The health of the local environment, strong social networks and access to nutritious food also were important factors influencing how respondents viewed their quality of life.
Moore found that certain demographic groups tend to be more satisfied than others. For example, men and short-time Alaska residents tend to have more favorable views of their quality of life than do women and longer-term residents. Married Alaskans generally rate their quality of life higher than those who are single. And so on.
So which demographic groups tend to be the happiest?
–People age 65 or older
–People with an annual income above $100,000
–Residents of Southcentral Alaska towns outside Anchorage
–Alaska residents of less than 15 years
–Those who aren’t supporters of any particular political party
Within the pool of survey respondents, Alaska State Trooper Hunter Martin Hull came closest to being a walking statistical composite of a very happy Alaskan.

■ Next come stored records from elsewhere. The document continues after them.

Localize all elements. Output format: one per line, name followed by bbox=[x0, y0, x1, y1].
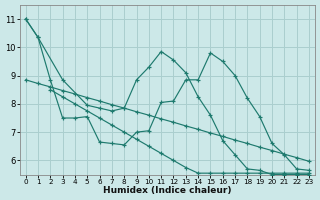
X-axis label: Humidex (Indice chaleur): Humidex (Indice chaleur) bbox=[103, 186, 232, 195]
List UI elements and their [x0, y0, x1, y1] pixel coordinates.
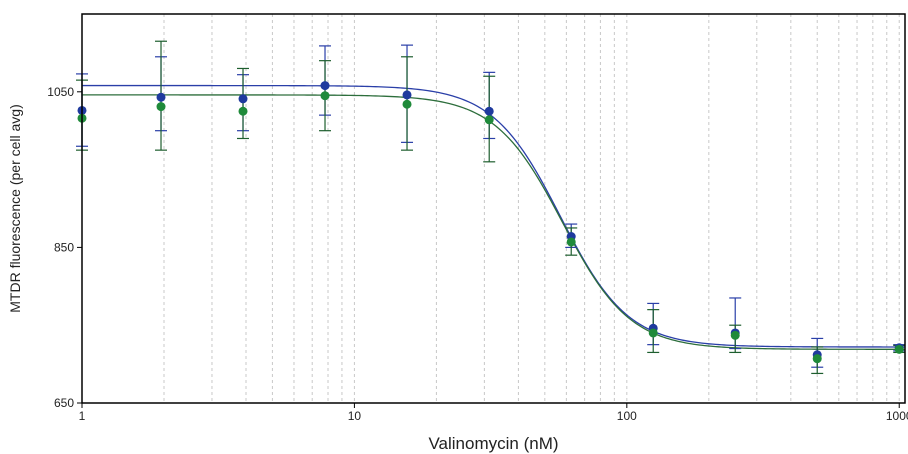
fit-curves	[82, 84, 905, 350]
data-point	[812, 354, 822, 364]
fit-curve	[82, 84, 905, 348]
x-tick-label: 10	[348, 409, 362, 423]
data-point	[238, 94, 248, 104]
data-point	[156, 102, 166, 112]
data-points	[77, 81, 904, 364]
data-point	[320, 91, 330, 101]
plot-frame	[81, 13, 906, 404]
y-tick-label: 850	[54, 240, 74, 254]
x-axis-ticks: 1 10 100 1000	[79, 403, 908, 423]
x-tick-label: 100	[617, 409, 637, 423]
y-axis-label: MTDR fluorescence (per cell avg)	[7, 104, 23, 313]
data-point	[402, 90, 412, 100]
error-bars	[76, 40, 906, 375]
data-point	[320, 81, 330, 91]
x-tick-label: 1000	[886, 409, 908, 423]
data-point	[238, 106, 248, 116]
y-tick-label: 650	[54, 396, 74, 410]
data-point	[730, 330, 740, 340]
data-point	[566, 237, 576, 247]
data-point	[484, 106, 494, 116]
fit-curve	[82, 94, 905, 350]
data-point	[648, 328, 658, 338]
data-point	[484, 115, 494, 125]
x-axis-label: Valinomycin (nM)	[428, 434, 558, 453]
data-point	[156, 92, 166, 102]
y-axis-ticks: 650 850 1050	[47, 85, 82, 410]
data-point	[894, 344, 904, 354]
x-tick-label: 1	[79, 409, 86, 423]
data-point	[402, 99, 412, 109]
y-tick-label: 1050	[47, 85, 74, 99]
grid-lines	[163, 14, 900, 403]
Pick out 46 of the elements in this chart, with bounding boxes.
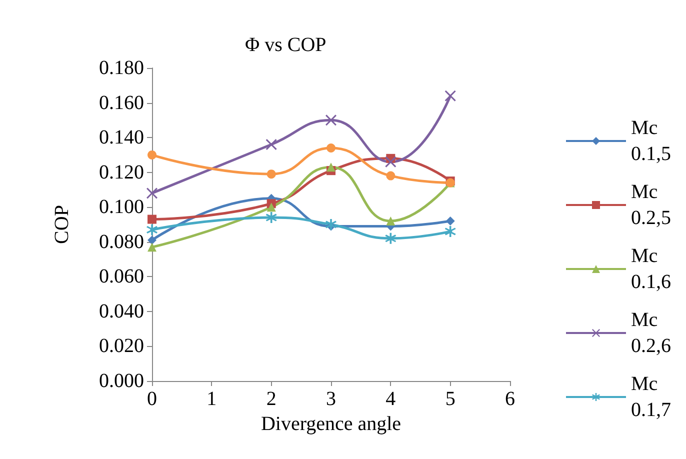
x-tick-label: 5 — [445, 388, 456, 410]
legend-label: Mc 0.2,5 — [631, 181, 671, 229]
legend-label: Mc 0.1,6 — [631, 245, 671, 293]
point — [326, 219, 336, 230]
point — [266, 139, 277, 150]
point — [326, 114, 336, 126]
y-tick-label: 0.100 — [99, 196, 144, 218]
legend-label: Mc 0.2,6 — [631, 309, 671, 357]
y-tick-label: 0.020 — [99, 335, 144, 358]
point — [148, 214, 156, 224]
point — [146, 188, 158, 199]
y-tick-label: 0.000 — [99, 370, 144, 392]
point — [146, 224, 158, 236]
point — [266, 202, 276, 212]
y-tick-label: 0.160 — [99, 92, 144, 114]
y-tick-label: 0.180 — [99, 57, 144, 79]
y-tick-label: 0.140 — [99, 126, 144, 149]
y-tick-label: 0.120 — [99, 161, 144, 184]
point — [266, 170, 276, 179]
x-tick-label: 1 — [206, 388, 217, 410]
legend-label: Mc 0.1,7 — [631, 373, 671, 421]
x-tick-label: 0 — [147, 388, 157, 410]
point — [326, 162, 336, 172]
x-tick-label: 4 — [386, 388, 396, 410]
point — [148, 236, 156, 245]
chart-title: Φ vs COP — [245, 34, 326, 56]
point — [266, 212, 277, 224]
point — [326, 143, 336, 152]
point — [444, 90, 456, 102]
y-axis-title: COP — [51, 205, 73, 244]
point — [446, 216, 455, 226]
point — [385, 232, 396, 244]
point — [444, 226, 456, 237]
point — [386, 171, 396, 180]
legend-label: Mc 0.1,5 — [631, 117, 671, 165]
point — [386, 216, 396, 226]
point — [148, 150, 156, 160]
x-axis-title: Divergence angle — [260, 412, 402, 435]
point — [148, 242, 156, 252]
point — [385, 156, 396, 168]
x-tick-label: 6 — [505, 388, 515, 410]
y-tick-label: 0.080 — [99, 230, 144, 253]
x-tick-label: 3 — [326, 388, 336, 410]
y-tick-label: 0.040 — [99, 300, 144, 322]
y-tick-label: 0.060 — [99, 266, 144, 288]
x-tick-label: 2 — [266, 388, 276, 410]
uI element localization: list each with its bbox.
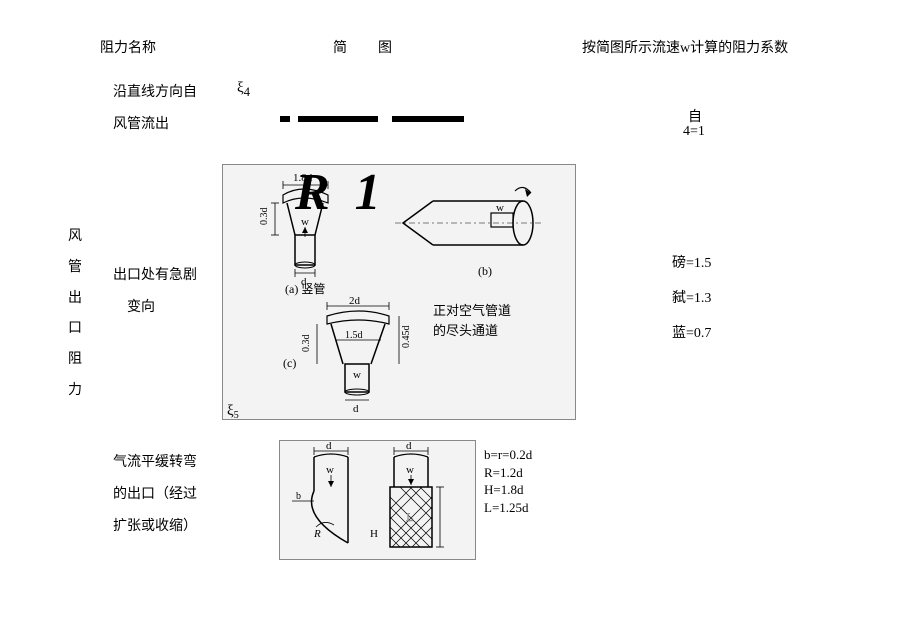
dim-15d: 1.5d [345,330,363,341]
xi-symbol: ξ [237,80,244,96]
row3-figure-svg: d w b R d w [280,441,475,559]
header-col2a: 简 [333,37,347,57]
side-c6: 力 [68,376,82,407]
dim-d-right: d [406,441,412,452]
header-col3: 按简图所示流速w计算的阻力系数 [582,37,788,57]
side-category-label: 风 管 出 口 阻 力 [68,222,82,407]
row2-figure-panel: 1.8d w d 0.3d (a) 竖管 [222,164,576,420]
row2-coef-l2: 弑=1.3 [672,287,711,307]
row2-name-l1: 出口处有急剧 [113,264,197,284]
param-l1: b=r=0.2d [484,446,532,464]
row3-name-l2: 的出口（经过 [113,483,197,503]
side-c2: 管 [68,253,82,284]
param-l4: L=1.25d [484,499,532,517]
row1-coef-l2: 4=1 [683,124,705,140]
row1-diagram [280,108,480,132]
row3-name-l3: 扩张或收缩） [113,515,197,535]
note-l1: 正对空气管道 [433,303,511,318]
dim-03d-c: 0.3d [301,335,312,353]
row2-figure-svg: 1.8d w d 0.3d (a) 竖管 [223,165,575,419]
dim-w-right: w [406,464,414,476]
fig-b-label: (b) [478,264,492,278]
dim-w-left: w [326,464,334,476]
row1-name-l1: 沿直线方向自 [113,81,197,101]
dim-2d: 2d [349,295,361,307]
fig-c-label: (c) [283,356,296,370]
dim-d-left: d [326,441,332,452]
xi-sub: 4 [244,85,250,99]
dim-w-b: w [496,202,504,214]
header-col1: 阻力名称 [100,37,156,57]
dim-w-c: w [353,369,361,381]
row1-xi: ξ4 [237,80,250,100]
side-c5: 阻 [68,345,82,376]
row3-params: b=r=0.2d R=1.2d H=1.8d L=1.25d [484,446,532,516]
xi5: ξ5 [227,403,239,419]
param-l2: R=1.2d [484,464,532,482]
row3-figure-panel: d w b R d w [279,440,476,560]
fig-a-label: (a) 竖管 [285,281,325,296]
row3-name-l1: 气流平缓转弯 [113,451,197,471]
param-l3: H=1.8d [484,481,532,499]
note-l2: 的尽头通道 [433,323,498,338]
dim-045d: 0.45d [401,326,412,349]
side-c1: 风 [68,222,82,253]
row2-coef-l3: 蓝=0.7 [672,322,711,342]
side-c4: 口 [68,314,82,345]
row1-name-l2: 风管流出 [113,113,169,133]
header-col2b: 图 [378,37,392,57]
dim-03d-a: 0.3d [259,208,270,226]
r1-overlay: R 1 [295,163,387,222]
dim-R: R [313,528,321,540]
row2-name-l2: 变向 [127,296,155,316]
dim-b: b [296,491,301,502]
dim-d-c: d [353,403,359,415]
dim-H: H [370,528,378,540]
side-c3: 出 [68,284,82,315]
row2-coef-l1: 磅=1.5 [672,252,711,272]
dim-L-label: L [406,510,413,524]
row1-coef-l1: 自 [688,106,702,126]
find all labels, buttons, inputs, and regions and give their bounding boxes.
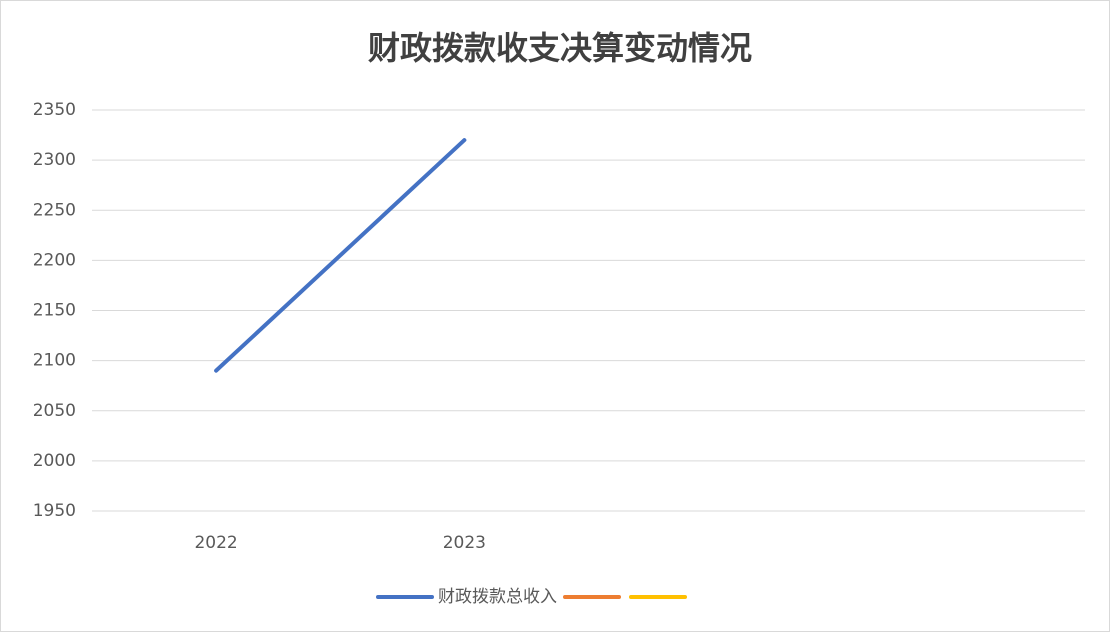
y-tick-label: 2050 [33,401,76,421]
y-tick-label: 2000 [33,451,76,471]
y-tick-label: 2200 [33,250,76,270]
y-tick-label: 2100 [33,351,76,371]
y-tick-label: 2250 [33,200,76,220]
y-tick-label: 2350 [33,100,76,120]
chart-title: 财政拨款收支决算变动情况 [368,29,752,67]
x-tick-label: 2022 [194,533,237,553]
y-tick-label: 2150 [33,301,76,321]
y-tick-label: 2300 [33,150,76,170]
x-tick-label: 2023 [443,533,486,553]
series-line [214,138,467,373]
legend-label: 财政拨款总收入 [438,587,557,607]
y-tick-label: 1950 [33,501,76,521]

He’s white and married and, with his wife’s income, makes more than $100,000. The couple lives near Seward. They moved here five years ago from a small town in western Michigan that was hit hard by the collapse of Detroit’s auto industry. Unlike the prototypical happiest Alaskan — as defined by the survey — Hull is not over age 65 (he’s 26 years old) and does not have kids.
Hull loves Alaska and rated his life here a solid 7, the highest score in the poll.
“It’s everything I’ve ever wanted,” he said. “My wife and I are both in really good shape. We both work full-time. We’re both outdoorsy. A lot of the people here are awesome. You don’t know what the future’s going to hold, but I don’t see us leaving anytime soon.”
When asked what more could possibly improve his satisfaction with life in Alaska, Hull had no immediate answer.
“By no means do I have a perfect life, but I can’t think off the top of my head of anything that would really need to change,” he said before noting that the addition of a movie theater in town would allow him and his wife to avoid driving 120 miles to Anchorage for the latest films.
“It’s not something we really need, but there’s always some sort of room for improvement,” he said.